For a second terrifying night in a row, a massive number of Russian missiles and drones came crashing down on Ukrainian cities and villages, killing at least 12 and injuring more than 60 - many as they slept in their beds.
Air raid sirens began howling across the capital after dark, between 10:00 and 11:00 PM, followed by the window-shaking explosions of ballistic missiles later in the dead of night.
Between One and Two O'clock in the morning, the skyline was lit up with criss-crossing search lights, some of which strangely illuminated the smoke from burning buildings in the distance.
The pre-dawn silence broke in sporadic spells - anti-aircraft machine-gun fire, the boom of rockets and then, perhaps most ominously, the whir of nearby drones, which speed up into a frenzy just before they crash and explode.
Outside, on the street below could be heard the ocassional, anxious voices and footsteps of people making their way to the local bomb shelter.
Unlike in earlier such attacks, those of Friday and Saturday night were longer, louder, more intense. It seemed at one point as if they would never end.
Of the 12 killed during Saturday night's attack, three were children, aged eight, 12 and 17 - all from the same family, their parents now lying injured in hospital.
So far no fatalties have been reported in the capital.
In all, the Russians launched a record breaking 69 missiles and almost 300 hundred drones, hitting 22 locations across 13 of the nation's regions.

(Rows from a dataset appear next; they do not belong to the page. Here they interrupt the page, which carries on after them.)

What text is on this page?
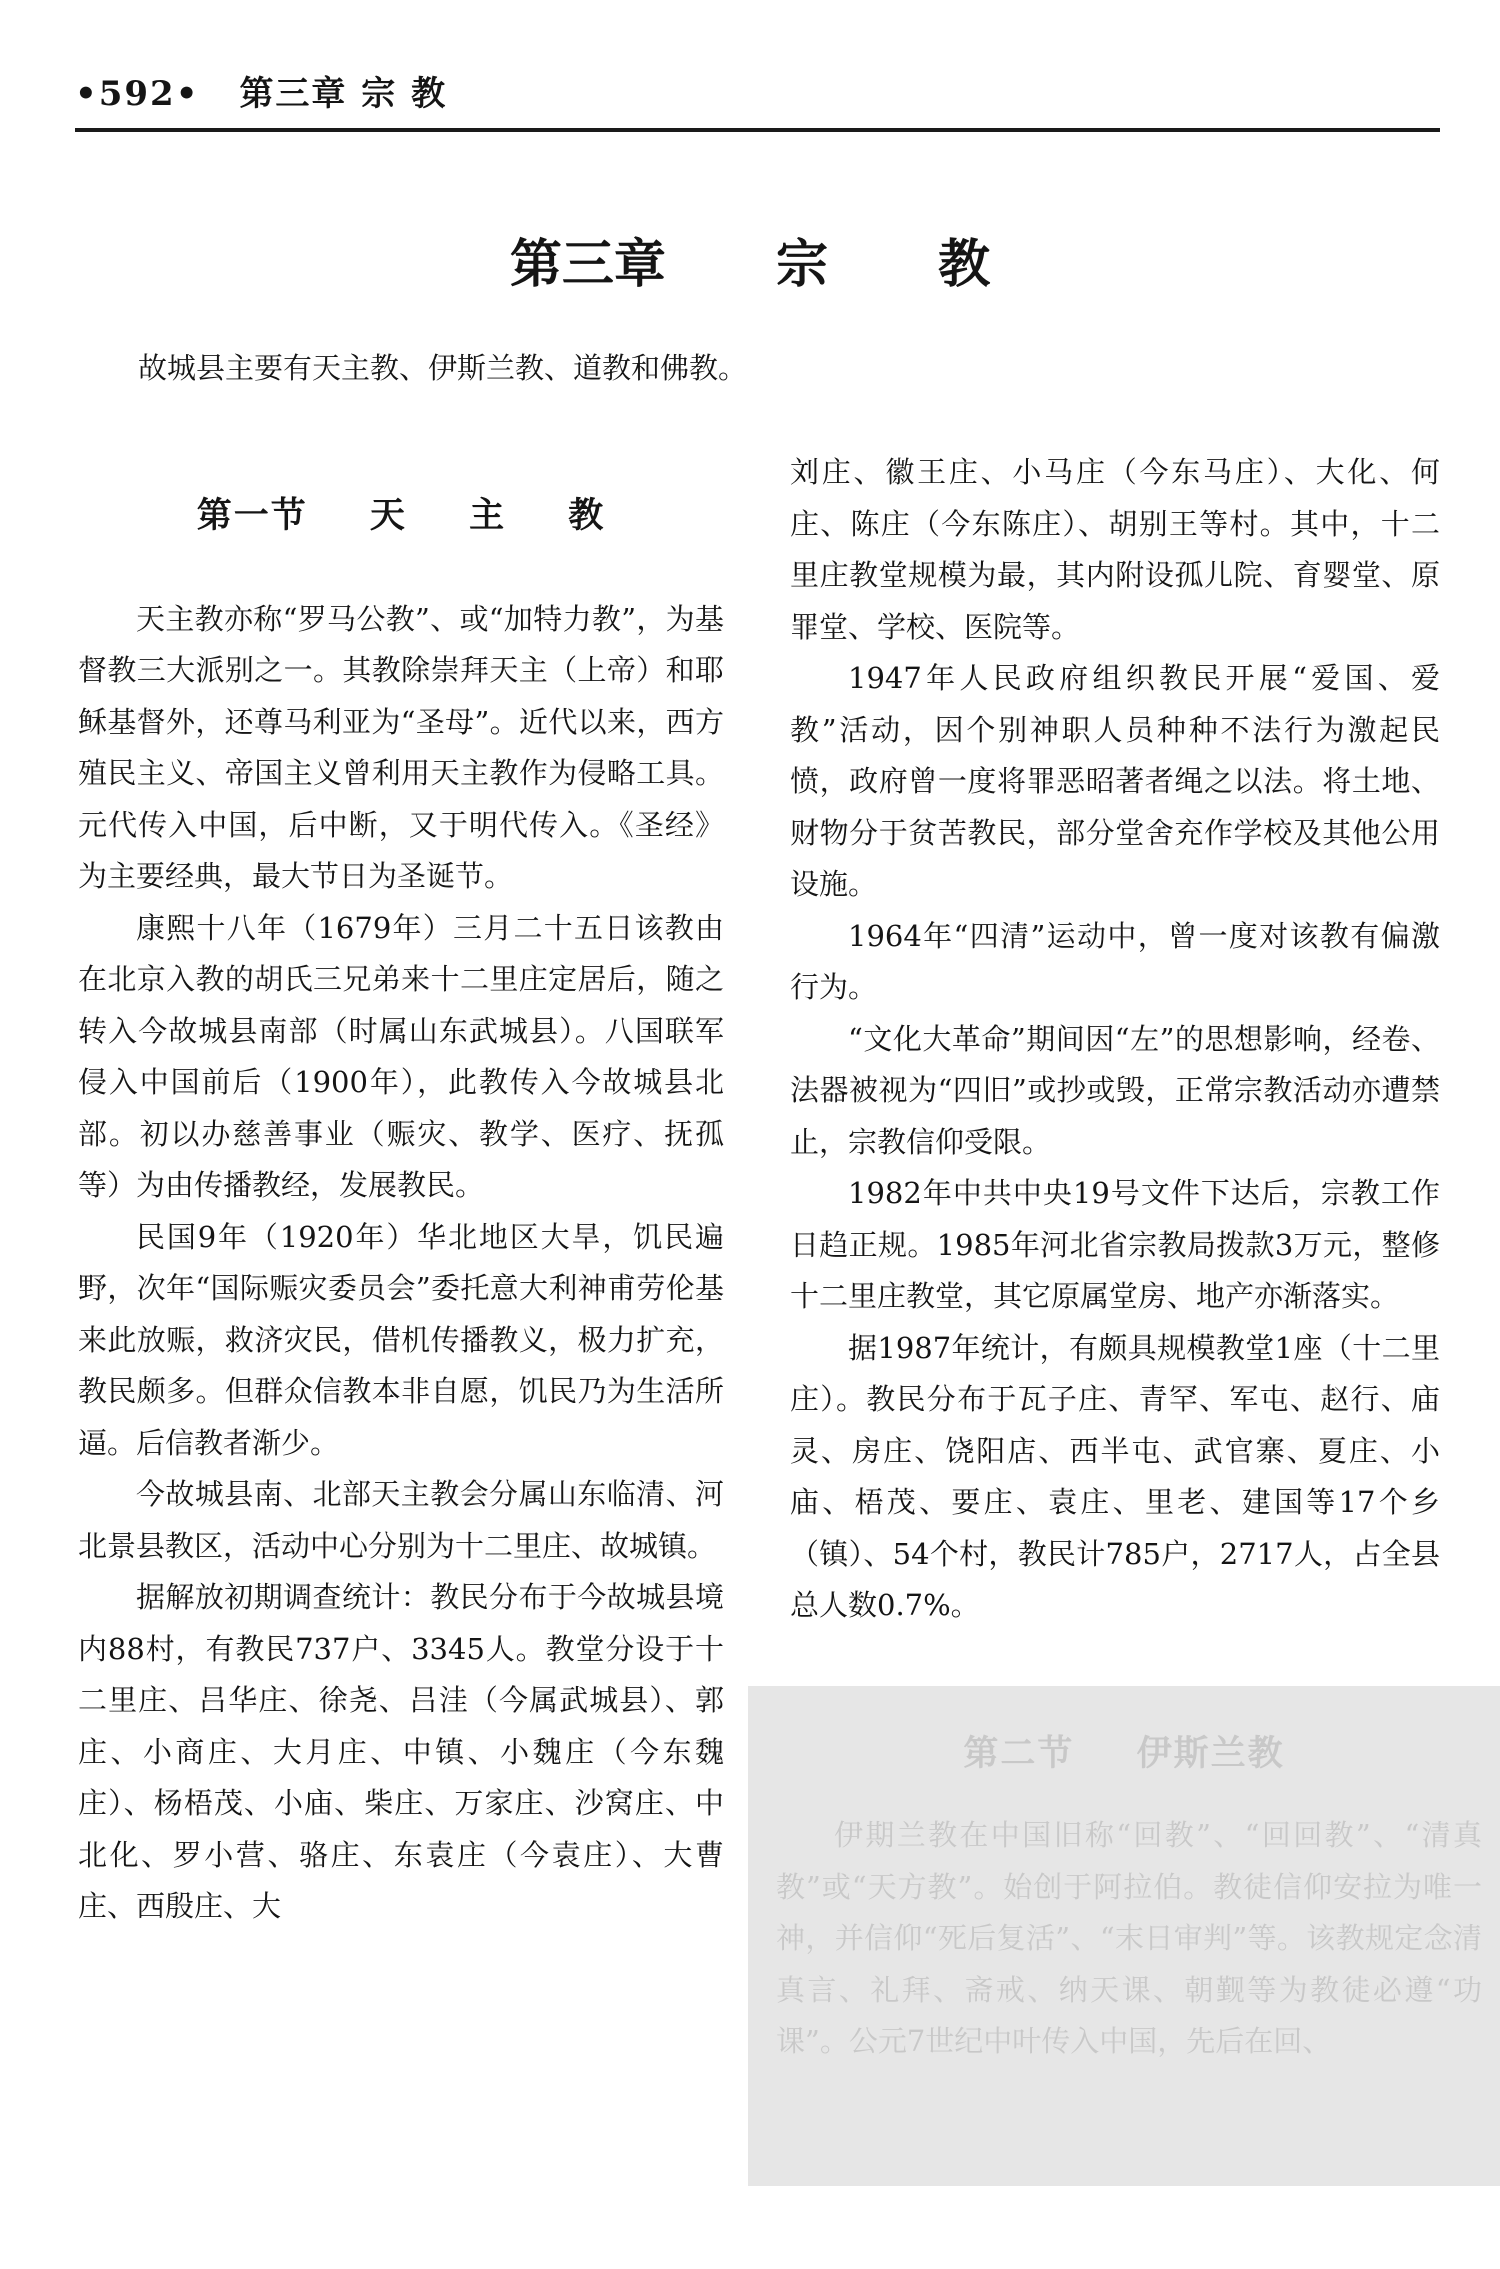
•592• 第三章 宗 教
第三章 宗 教
故城县主要有天主教、伊斯兰教、道教和佛教。
第一节 天 主 教

天主教亦称“罗马公教”、或“加特力教”，为基督教三大派别之一。其教除崇拜天主（上帝）和耶稣基督外，还尊马利亚为“圣母”。近代以来，西方殖民主义、帝国主义曾利用天主教作为侵略工具。元代传入中国，后中断，又于明代传入。《圣经》为主要经典，最大节日为圣诞节。

康熙十八年（1679年）三月二十五日该教由在北京入教的胡氏三兄弟来十二里庄定居后，随之转入今故城县南部（时属山东武城县）。八国联军侵入中国前后（1900年），此教传入今故城县北部。初以办慈善事业（赈灾、教学、医疗、抚孤等）为由传播教经，发展教民。

民国9年（1920年）华北地区大旱，饥民遍野，次年“国际赈灾委员会”委托意大利神甫劳伦基来此放赈，救济灾民，借机传播教义，极力扩充，教民颇多。但群众信教本非自愿，饥民乃为生活所逼。后信教者渐少。

今故城县南、北部天主教会分属山东临清、河北景县教区，活动中心分别为十二里庄、故城镇。

据解放初期调查统计：教民分布于今故城县境内88村，有教民737户、3345人。教堂分设于十二里庄、吕华庄、徐尧、吕洼（今属武城县）、郭庄、小商庄、大月庄、中镇、小魏庄（今东魏庄）、杨梧茂、小庙、柴庄、万家庄、沙窝庄、中北化、罗小营、骆庄、东袁庄（今袁庄）、大曹庄、西殷庄、大

刘庄、徽王庄、小马庄（今东马庄）、大化、何庄、陈庄（今东陈庄）、胡别王等村。其中，十二里庄教堂规模为最，其内附设孤儿院、育婴堂、原罪堂、学校、医院等。

1947年人民政府组织教民开展“爱国、爱教”活动，因个别神职人员种种不法行为激起民愤，政府曾一度将罪恶昭著者绳之以法。将土地、财物分于贫苦教民，部分堂舍充作学校及其他公用设施。

1964年“四清”运动中，曾一度对该教有偏激行为。

“文化大革命”期间因“左”的思想影响，经卷、法器被视为“四旧”或抄或毁，正常宗教活动亦遭禁止，宗教信仰受限。

1982年中共中央19号文件下达后，宗教工作日趋正规。1985年河北省宗教局拨款3万元，整修十二里庄教堂，其它原属堂房、地产亦渐落实。

据1987年统计，有颇具规模教堂1座（十二里庄）。教民分布于瓦子庄、青罕、军屯、赵行、庙灵、房庄、饶阳店、西半屯、武官寨、夏庄、小庙、梧茂、要庄、袁庄、里老、建国等17个乡（镇）、54个村，教民计785户，2717人，占全县总人数0.7%。

第二节 伊斯兰教

伊期兰教在中国旧称“回教”、“回回教”、“清真教”或“天方教”。始创于阿拉伯。教徒信仰安拉为唯一神，并信仰“死后复活”、“末日审判”等。该教规定念清真言、礼拜、斋戒、纳天课、朝觐等为教徒必遵“功课”。公元7世纪中叶传入中国，先后在回、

Many of these were shot down by Ukrainian air defense units using missile systems most here fear will be soon be cut off by Donald Trump, ever ready to justify his counterpart in the Kremlin.
"America's silence will only encourage Putin," Ukrainian President Volodymyr Zelensky said in a statement on Sunday morning.

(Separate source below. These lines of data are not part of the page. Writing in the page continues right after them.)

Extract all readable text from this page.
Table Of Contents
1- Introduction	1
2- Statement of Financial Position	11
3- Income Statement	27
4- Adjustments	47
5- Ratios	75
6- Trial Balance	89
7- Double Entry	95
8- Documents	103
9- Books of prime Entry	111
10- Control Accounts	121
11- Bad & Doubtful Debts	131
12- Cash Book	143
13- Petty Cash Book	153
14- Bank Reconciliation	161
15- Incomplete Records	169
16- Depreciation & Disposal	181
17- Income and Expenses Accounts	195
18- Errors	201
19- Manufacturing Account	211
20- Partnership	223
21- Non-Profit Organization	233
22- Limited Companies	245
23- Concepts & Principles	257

Just the night before, on Friday,13 were killed and 56 injured from a similar massive missile and drone assault leaving fires and mangled buildings in its wake.
Rather than winding down the violence, Putin seems to be stepping it up. Unable to make significant progress against the Ukrainian army, the Russian leader appears intent on breaking the will of the Ukrainian people.
"I don't know how much more of this I can take," an elderly woman who works at a play center where I take my daughter told me on Saturday.
Forced to leave her home in the east when Russia stepped up it's invasion in February 2022, she now struggles to make ends meet as a refugee in Kyiv.
"The explosions are so loud, so scary I cannot sleep, and I have a heart condition," she laments.
Sleeplessness and the terror of being incinerated as one sleeps hit a wider section of the population than any missile or drone.
The middle-aged women who work at the corner shop in my neighborhood look haggard on Sunday morning. The long hours and low wages are difficult enough, without being awaken nearly every night by air attacks.
"I go to sleep just fine, but wake up regularly at 02:00 AM from the explosions," one told me.
Perhaps ironically, the weekend has also seen the return of a thousand prisoners of war, on both sides, in what was hoped would be a gesture towards some not so distant peace.
Large street protests calling for their return have become a regular feature in the capital.
Perhaps cynically, Sunday's attack coincided with Kyiv Day, when citizens celebrate the founding of their ancient city and culture over a thousand years ago - a city that Putin has unilaterally claimed for Russia, and a culture that he denies exists.
For those outside Ukraine, the war seems a colorless landscape of still life destruction, with images of sullen faces set against broken, burnt out buildings.
But that's after all the action of the night before.
For those of us who live here, be it in eastern Kharkiv, the northern border-town of Sumy, along the front line in Donetsk, in Zaporizhzhe Kherson, or the capital Kyiv, the war is anything but static, colorless and depressing, but rather explosive, unpredictable and terrifying - especially at night.